Il ricorso in Cassazione si basava sulla presunta violazione di legge e sul vizio di motivazione, chiedendo di fatto una nuova valutazione degli elementi a sostegno della tesi difensiva. I reati in questione, tuttavia, presentavano nature molto diverse: spaccio di stupefacenti, delitti contro la Pubblica Amministrazione e reati associativi finalizzati al favoreggiamento dell’immigrazione clandestina.
La Decisione della Corte sul Disegno Criminoso
La Suprema Corte ha dichiarato il ricorso inammissibile. I giudici di legittimità hanno ritenuto che le censure sollevate non fossero altro che “mere doglianze in punto di fatto”, ovvero tentativi di ottenere una rilettura delle prove, operazione non consentita in sede di Cassazione. Il ruolo della Corte, infatti, non è quello di riesaminare il merito della vicenda, ma di verificare la corretta applicazione della legge e la logicità della motivazione della decisione impugnata.

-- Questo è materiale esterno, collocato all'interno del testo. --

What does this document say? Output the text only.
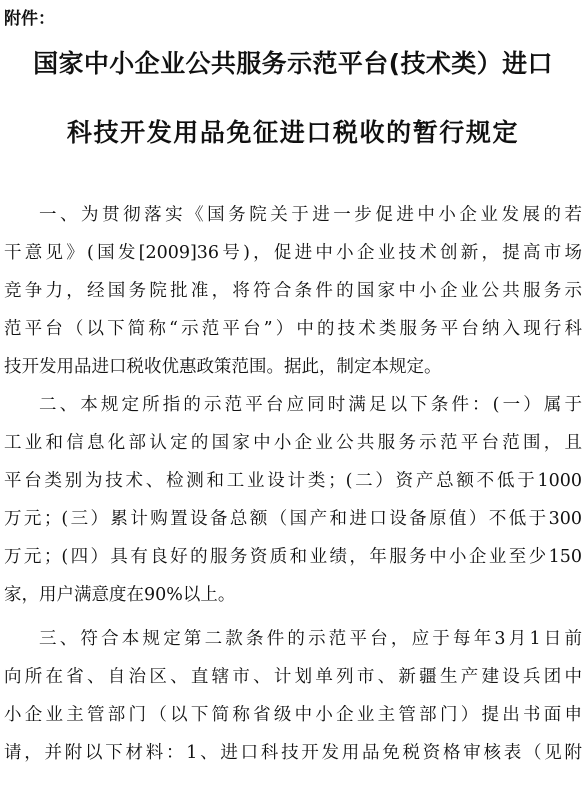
附件：
国家中小企业公共服务示范平台(技术类）进口
科技开发用品免征进口税收的暂行规定
一、为贯彻落实《国务院关于进一步促进中小企业发展的若
干意见》(国发[2009]36号)，促进中小企业技术创新，提高市场
竞争力，经国务院批准，将符合条件的国家中小企业公共服务示
范平台（以下简称“示范平台”）中的技术类服务平台纳入现行科
技开发用品进口税收优惠政策范围。据此，制定本规定。
二、本规定所指的示范平台应同时满足以下条件：(一）属于
工业和信息化部认定的国家中小企业公共服务示范平台范围，且
平台类别为技术、检测和工业设计类；(二）资产总额不低于1000
万元；(三）累计购置设备总额（国产和进口设备原值）不低于300
万元；(四）具有良好的服务资质和业绩，年服务中小企业至少150
家，用户满意度在90%以上。
三、符合本规定第二款条件的示范平台，应于每年3月1日前
向所在省、自治区、直辖市、计划单列市、新疆生产建设兵团中
小企业主管部门（以下简称省级中小企业主管部门）提出书面申
请，并附以下材料：1、进口科技开发用品免税资格审核表（见附
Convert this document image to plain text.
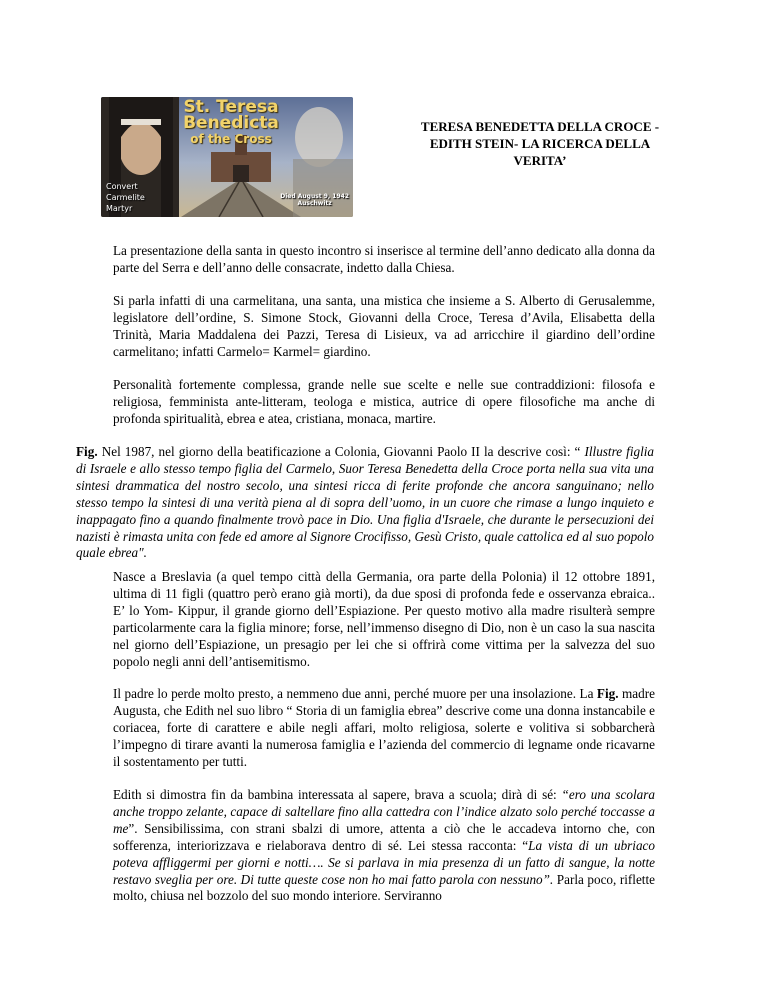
St. Teresa
Benedicta
of the Cross
Convert
Carmelite
Martyr
Died August 9, 1942
Auschwitz
TERESA BENEDETTA DELLA CROCE -
EDITH STEIN- LA RICERCA DELLA
VERITA’

La presentazione della santa in questo incontro si inserisce al termine dell’anno dedicato alla donna da parte del Serra e dell’anno delle consacrate, indetto dalla Chiesa.

Si parla infatti di una carmelitana, una santa, una mistica che insieme a S. Alberto di Gerusalemme, legislatore dell’ordine, S. Simone Stock, Giovanni della Croce, Teresa d’Avila, Elisabetta della Trinità, Maria Maddalena dei Pazzi, Teresa di Lisieux, va ad arricchire il giardino dell’ordine carmelitano; infatti Carmelo= Karmel= giardino.

Personalità fortemente complessa, grande nelle sue scelte e nelle sue contraddizioni: filosofa e religiosa, femminista ante-litteram, teologa e mistica, autrice di opere filosofiche ma anche di profonda spiritualità, ebrea e atea, cristiana, monaca, martire.

Fig. Nel 1987, nel giorno della beatificazione a Colonia, Giovanni Paolo II la descrive così: “ Illustre figlia di Israele e allo stesso tempo figlia del Carmelo, Suor Teresa Benedetta della Croce porta nella sua vita una sintesi drammatica del nostro secolo, una sintesi ricca di ferite profonde che ancora sanguinano; nello stesso tempo la sintesi di una verità piena al di sopra dell’uomo, in un cuore che rimase a lungo inquieto e inappagato fino a quando finalmente trovò pace in Dio. Una figlia d'Israele, che durante le persecuzioni dei nazisti è rimasta unita con fede ed amore al Signore Crocifisso, Gesù Cristo, quale cattolica ed al suo popolo quale ebrea".

Nasce a Breslavia (a quel tempo città della Germania, ora parte della Polonia) il 12 ottobre 1891, ultima di 11 figli (quattro però erano già morti), da due sposi di profonda fede e osservanza ebraica.. E’ lo Yom- Kippur, il grande giorno dell’Espiazione. Per questo motivo alla madre risulterà sempre particolarmente cara la figlia minore; forse, nell’immenso disegno di Dio, non è un caso la sua nascita nel giorno dell’Espiazione, un presagio per lei che si offrirà come vittima per la salvezza del suo popolo negli anni dell’antisemitismo.

Il padre lo perde molto presto, a nemmeno due anni, perché muore per una insolazione. La Fig. madre Augusta, che Edith nel suo libro “ Storia di un famiglia ebrea” descrive come una donna instancabile e coriacea, forte di carattere e abile negli affari, molto religiosa, solerte e volitiva si sobbarcherà l’impegno di tirare avanti la numerosa famiglia e l’azienda del commercio di legname onde ricavarne il sostentamento per tutti.

Edith si dimostra fin da bambina interessata al sapere, brava a scuola; dirà di sé: “ero una scolara anche troppo zelante, capace di saltellare fino alla cattedra con l’indice alzato solo perché toccasse a me”. Sensibilissima, con strani sbalzi di umore, attenta a ciò che le accadeva intorno che, con sofferenza, interiorizzava e rielaborava dentro di sé. Lei stessa racconta: “La vista di un ubriaco poteva affliggermi per giorni e notti…. Se si parlava in mia presenza di un fatto di sangue, la notte restavo sveglia per ore. Di tutte queste cose non ho mai fatto parola con nessuno”. Parla poco, riflette molto, chiusa nel bozzolo del suo mondo interiore. Serviranno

La Corte ha inoltre sottolineato che le argomentazioni della difesa erano riproduttive di critiche già adeguatamente esaminate e respinte dal Giudice dell’esecuzione, la cui decisione era stata fondata su un corretto percorso argomentativo.

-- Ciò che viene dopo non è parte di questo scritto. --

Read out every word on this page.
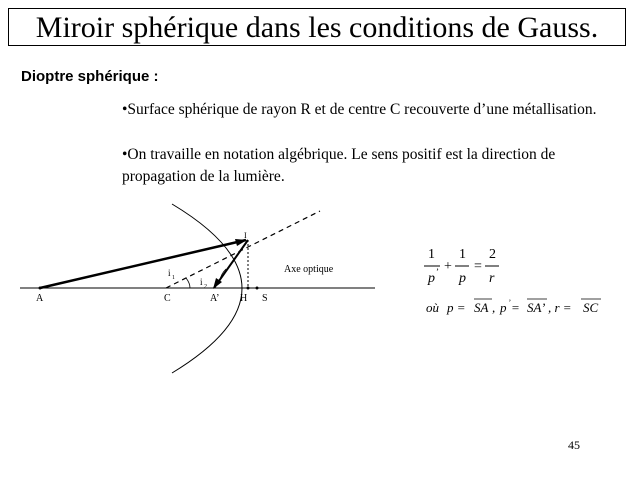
Miroir sphérique dans les conditions de Gauss.
Dioptre sphérique :
•Surface sphérique de rayon R et de centre C recouverte d’une métallisation.
•On travaille en notation algébrique. Le sens positif est la direction de propagation de la lumière.
A	C	A’ H S
Axe optique
I
i 1	i 2
1
p ’ +
1
p
=
2
r
où p = SA , p ’ = SA’ , r = SC
45
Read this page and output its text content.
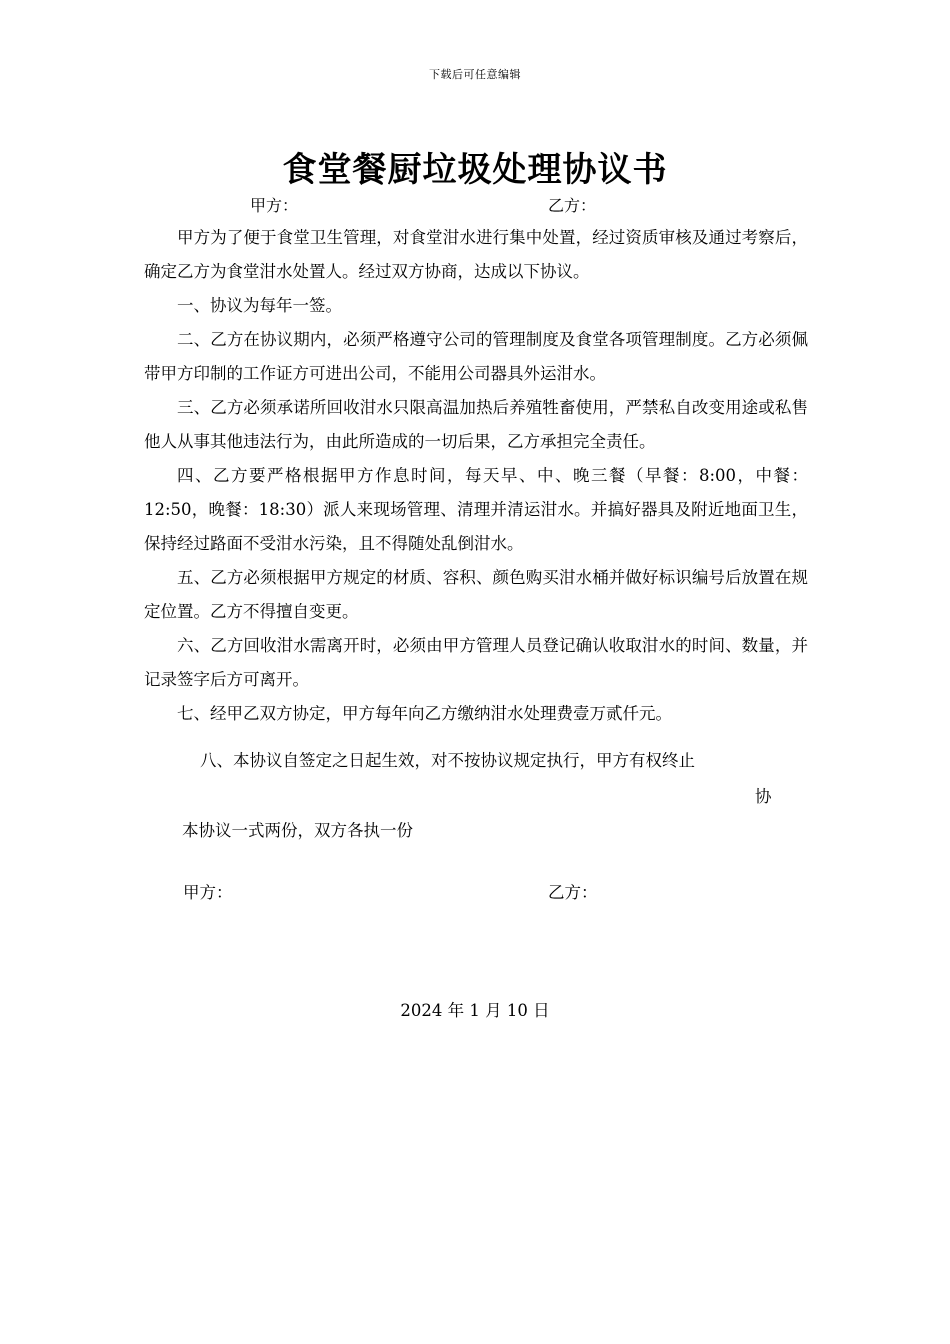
下载后可任意编辑
食堂餐厨垃圾处理协议书
甲方：	乙方：

甲方为了便于食堂卫生管理，对食堂泔水进行集中处置，经过资质审核及通过考察后，确定乙方为食堂泔水处置人。经过双方协商，达成以下协议。

一、协议为每年一签。

二、乙方在协议期内，必须严格遵守公司的管理制度及食堂各项管理制度。乙方必须佩带甲方印制的工作证方可进出公司，不能用公司器具外运泔水。

三、乙方必须承诺所回收泔水只限高温加热后养殖牲畜使用，严禁私自改变用途或私售他人从事其他违法行为，由此所造成的一切后果，乙方承担完全责任。

四、乙方要严格根据甲方作息时间，每天早、中、晚三餐（早餐：8:00，中餐：12:50，晚餐：18:30）派人来现场管理、清理并清运泔水。并搞好器具及附近地面卫生，保持经过路面不受泔水污染，且不得随处乱倒泔水。

五、乙方必须根据甲方规定的材质、容积、颜色购买泔水桶并做好标识编号后放置在规定位置。乙方不得擅自变更。

六、乙方回收泔水需离开时，必须由甲方管理人员登记确认收取泔水的时间、数量，并记录签字后方可离开。

七、经甲乙双方协定，甲方每年向乙方缴纳泔水处理费壹万贰仟元。

八、本协议自签定之日起生效，对不按协议规定执行，甲方有权终止
协
本协议一式两份，双方各执一份
甲方：	乙方：
2024 年 1 月 10 日
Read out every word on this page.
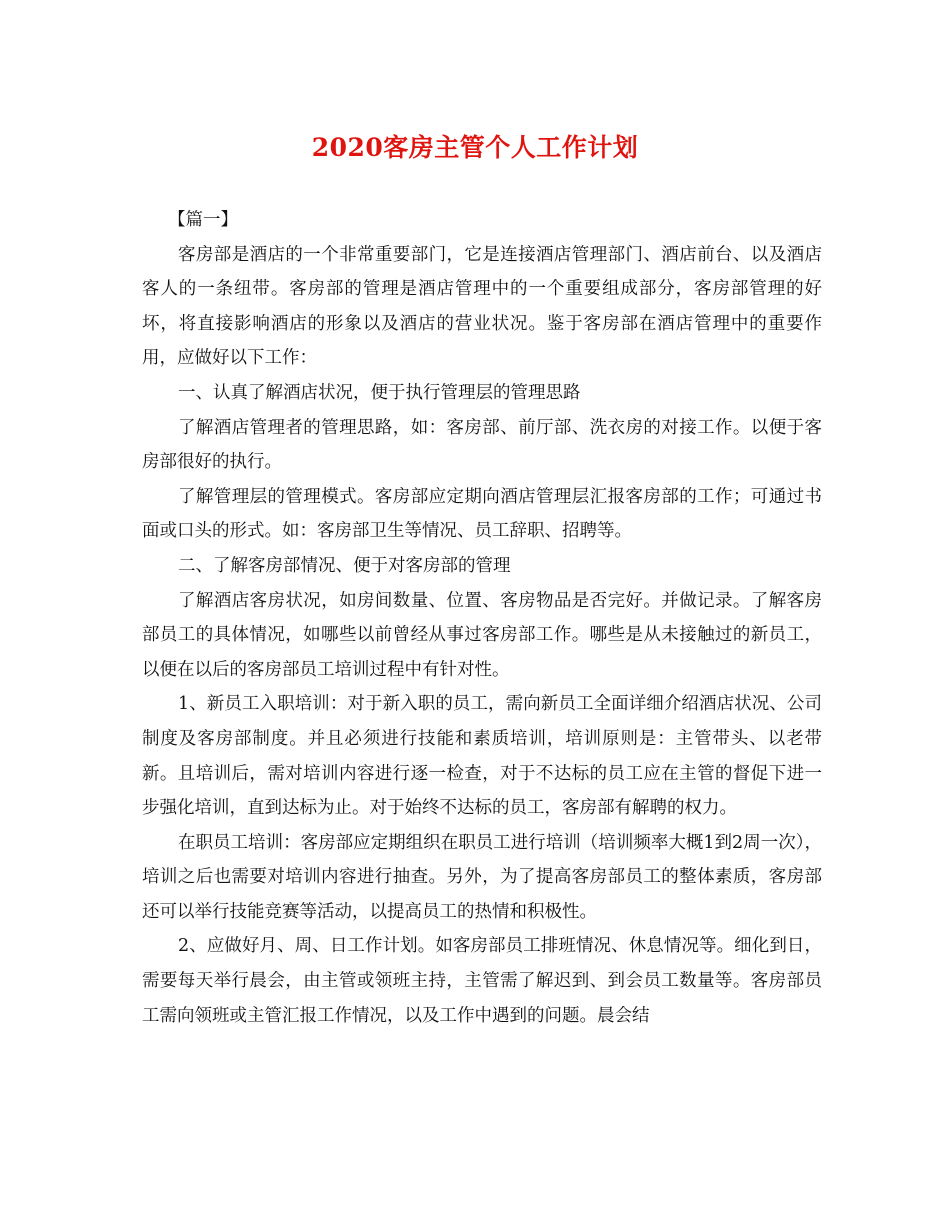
2020客房主管个人工作计划

【篇一】

客房部是酒店的一个非常重要部门，它是连接酒店管理部门、酒店前台、以及酒店客人的一条纽带。客房部的管理是酒店管理中的一个重要组成部分，客房部管理的好坏，将直接影响酒店的形象以及酒店的营业状况。鉴于客房部在酒店管理中的重要作用，应做好以下工作：

一、认真了解酒店状况，便于执行管理层的管理思路

了解酒店管理者的管理思路，如：客房部、前厅部、洗衣房的对接工作。以便于客房部很好的执行。

了解管理层的管理模式。客房部应定期向酒店管理层汇报客房部的工作；可通过书面或口头的形式。如：客房部卫生等情况、员工辞职、招聘等。

二、了解客房部情况、便于对客房部的管理

了解酒店客房状况，如房间数量、位置、客房物品是否完好。并做记录。了解客房部员工的具体情况，如哪些以前曾经从事过客房部工作。哪些是从未接触过的新员工，以便在以后的客房部员工培训过程中有针对性。

1、新员工入职培训：对于新入职的员工，需向新员工全面详细介绍酒店状况、公司制度及客房部制度。并且必须进行技能和素质培训，培训原则是：主管带头、以老带新。且培训后，需对培训内容进行逐一检查，对于不达标的员工应在主管的督促下进一步强化培训，直到达标为止。对于始终不达标的员工，客房部有解聘的权力。

在职员工培训：客房部应定期组织在职员工进行培训（培训频率大概1到2周一次），培训之后也需要对培训内容进行抽查。另外，为了提高客房部员工的整体素质，客房部还可以举行技能竞赛等活动，以提高员工的热情和积极性。

2、应做好月、周、日工作计划。如客房部员工排班情况、休息情况等。细化到日，需要每天举行晨会，由主管或领班主持，主管需了解迟到、到会员工数量等。客房部员工需向领班或主管汇报工作情况，以及工作中遇到的问题。晨会结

Le Motivazioni della Sentenza
La parte centrale della motivazione risiede nella distinzione tra un disegno criminoso unitario e una generica propensione a delinquere. Secondo la Cassazione, i reati contestati non potevano essere considerati il frutto di una “preventiva ideazione unitaria”.
I fattori decisivi che hanno portato a questa conclusione sono stati due:
1. Il considerevole lasso di tempo: Un lungo intervallo temporale tra la commissione dei diversi reati rende meno probabile che essi siano riconducibili a un unico e preordinato progetto criminale. L’ideazione originaria tende a svanire con il passare del tempo, lasciando spazio a nuove e autonome decisioni delinquenziali.
2. La natura eterogenea dei reati: I delitti erano di tipologie completamente diverse (droga, reati contro la P.A., immigrazione clandestina). Questa eterogeneità, secondo la Corte, è un forte indicatore dell’assenza di un progetto unitario. È difficile sostenere che reati così differenti possano derivare da un unico programma criminoso, essendo più probabile che siano espressione di una generica tendenza a infrangere la legge in vari settori.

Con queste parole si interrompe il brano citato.